- Born: 7 April 1957 Korniadu
- Died: 27 January 1981 (aged 23) Highway between Monrovia and Paynesville
- Political party: People's Redemption Council

= Fallah Varney =

Liberian junta leader (1957–1981)

Fallah Varney was a Liberian soldier and one of the leaders of the People's Redemption Council, the military junta that ruled the country after a 1980 coup d'état. Born on 7 April 1957 at Korniadu in Lofa County, Varney attended schools run by the Firestone plantation. After finishing high school at the Charlotte Tolbert Memorial Academy in 1972, he enlisted in the Armed Forces of Liberia in 1974. He was promoted from private to private first class in 1975 and to corporal in 1979.

In the wake of the 12 April coup, he took the rank of lieutenant colonel and became the secretary general of the People's Redemption Council, as well as chairing the PRC's commerce and transportation committee. Varney held office for less than a year: on 27 January 1981, he was driving a car on the highway between Monrovia and Paynesville when his vehicle was involved in a head-on collision. The inmates of nearby houses rushed to the vehicles, but he was dead by the time the first person reached his car. Two days later, his body was transferred from a funeral home to the Capitol Rotunda, where he lay in state for another two days. On 1 February, his body was flown back to Lofa County: a funeral was held at the Voinjama airfield, after which it was returned to Korniadu for burial. Doe chose Abraham Kollie, the PRC deputy speaker, to succeed Varney as secretary general.

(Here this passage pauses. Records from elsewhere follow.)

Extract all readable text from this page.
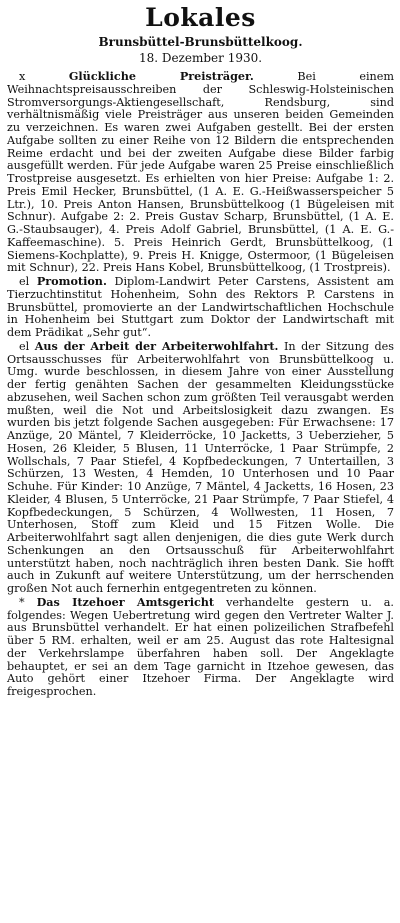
Lokales
Brunsbüttel-Brunsbüttelkoog.
18. Dezember 1930.

x	Glückliche Preisträger.	Bei einem Weihnachtspreisausschreiben der Schleswig-Holsteinischen Stromversorgungs-Aktiengesellschaft, Rendsburg, sind verhältnismäßig viele Preisträger aus unseren beiden Gemeinden zu verzeichnen. Es waren zwei Aufgaben gestellt. Bei der ersten Aufgabe sollten zu einer Reihe von 12 Bildern die entsprechenden Reime erdacht und bei der zweiten Aufgabe diese Bilder farbig ausgefüllt werden. Für jede Aufgabe waren 25 Preise einschließlich Trostpreise ausgesetzt. Es erhielten von hier Preise: Aufgabe 1: 2. Preis Emil Hecker, Brunsbüttel, (1 A. E. G.-Heißwasserspeicher 5 Ltr.), 10. Preis Anton Hansen, Brunsbüttelkoog (1 Bügeleisen mit Schnur). Aufgabe 2: 2. Preis Gustav Scharp, Brunsbüttel, (1 A. E. G.-Staubsauger), 4. Preis Adolf Gabriel, Brunsbüttel, (1 A. E. G.-Kaffeemaschine). 5. Preis Heinrich Gerdt, Brunsbüttelkoog, (1 Siemens-Kochplatte), 9. Preis H. Knigge, Ostermoor, (1 Bügeleisen mit Schnur), 22. Preis Hans Kobel, Brunsbüttelkoog, (1 Trostpreis).

el Promotion. Diplom-Landwirt Peter Carstens, Assistent am Tierzuchtinstitut Hohenheim, Sohn des Rektors P. Carstens in Brunsbüttel, promovierte an der Landwirtschaftlichen Hochschule in Hohenheim bei Stuttgart zum Doktor der Landwirtschaft mit dem Prädikat „Sehr gut“.

el Aus der Arbeit der Arbeiterwohlfahrt. In der Sitzung des Ortsausschusses für Arbeiterwohlfahrt von Brunsbüttelkoog u. Umg. wurde beschlossen, in diesem Jahre von einer Ausstellung der fertig genähten Sachen der gesammelten Kleidungsstücke abzusehen, weil Sachen schon zum größten Teil verausgabt werden mußten, weil die Not und Arbeitslosigkeit dazu zwangen. Es wurden bis jetzt folgende Sachen ausgegeben: Für Erwachsene: 17 Anzüge, 20 Mäntel, 7 Kleiderröcke, 10 Jacketts, 3 Ueberzieher, 5 Hosen, 26 Kleider, 5 Blusen, 11 Unterröcke, 1 Paar Strümpfe, 2 Wollschals, 7 Paar Stiefel, 4 Kopfbedeckungen, 7 Untertaillen, 3 Schürzen, 13 Westen, 4 Hemden, 10 Unterhosen und 10 Paar Schuhe. Für Kinder: 10 Anzüge, 7 Mäntel, 4 Jacketts, 16 Hosen, 23 Kleider, 4 Blusen, 5 Unterröcke, 21 Paar Strümpfe, 7 Paar Stiefel, 4 Kopfbedeckungen, 5 Schürzen, 4 Wollwesten, 11 Hosen, 7 Unterhosen, Stoff zum Kleid und 15 Fitzen Wolle. Die Arbeiterwohlfahrt sagt allen denjenigen, die dies gute Werk durch Schenkungen an den Ortsausschuß für Arbeiterwohlfahrt unterstützt haben, noch nachträglich ihren besten Dank. Sie hofft auch in Zukunft auf weitere Unterstützung, um der herrschenden großen Not auch fernerhin entgegentreten zu können.

* Das Itzehoer Amtsgericht verhandelte gestern u. a. folgendes: Wegen Uebertretung wird gegen den Vertreter Walter J. aus Brunsbüttel verhandelt. Er hat einen polizeilichen Strafbefehl über 5 RM. erhalten, weil er am 25. August das rote Haltesignal der Verkehrslampe überfahren haben soll. Der Angeklagte behauptet, er sei an dem Tage garnicht in Itzehoe gewesen, das Auto gehört einer Itzehoer Firma. Der Angeklagte wird freigesprochen.
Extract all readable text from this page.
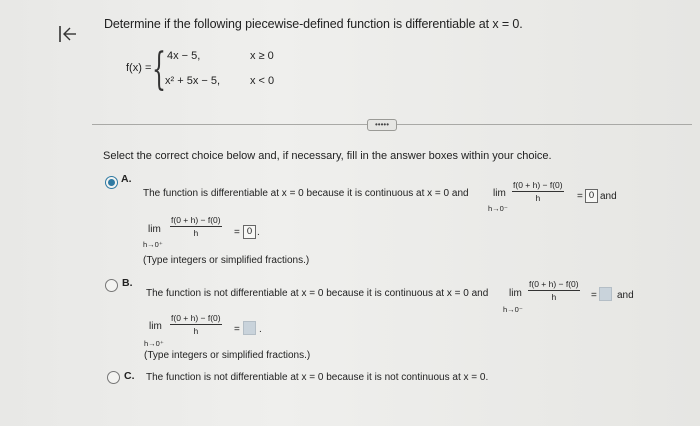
Determine if the following piecewise-defined function is differentiable at x = 0.
f(x) = { 4x − 5,	x ≥ 0
x² + 5x − 5,	x < 0
•••••
Select the correct choice below and, if necessary, fill in the answer boxes within your choice.
A.
The function is differentiable at x = 0 because it is continuous at x = 0 and lim
h→0⁻
$\frac{f(0 + h) - f(0)}{h} = 0$ and
lim
h→0⁺
$\frac{f(0 + h) - f(0)}{h} = 0$ .
(Type integers or simplified fractions.)
B.
The function is not differentiable at x = 0 because it is continuous at x = 0 and lim
h→0⁻
$\frac{f(0 + h) - f(0)}{h}$ = and
lim
h→0⁺
$\frac{f(0 + h) - f(0)}{h}$ = .
(Type integers or simplified fractions.)
C. The function is not differentiable at x = 0 because it is not continuous at x = 0.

A member of the Episcopal Church of Liberia, Varney was married with two daughters. He was a grandson of a chieftain of the Kissi people and saw his participation in the PRC as an attempt to fight for the freedom of his ethnic group. Varney was buried in the Kolahun District, near his hometown of Korniadu. In 1983, Liberia issued a set of seven postage stamps celebrating the third anniversary of the coup; Varney was featured on the three-cent stamp in the set.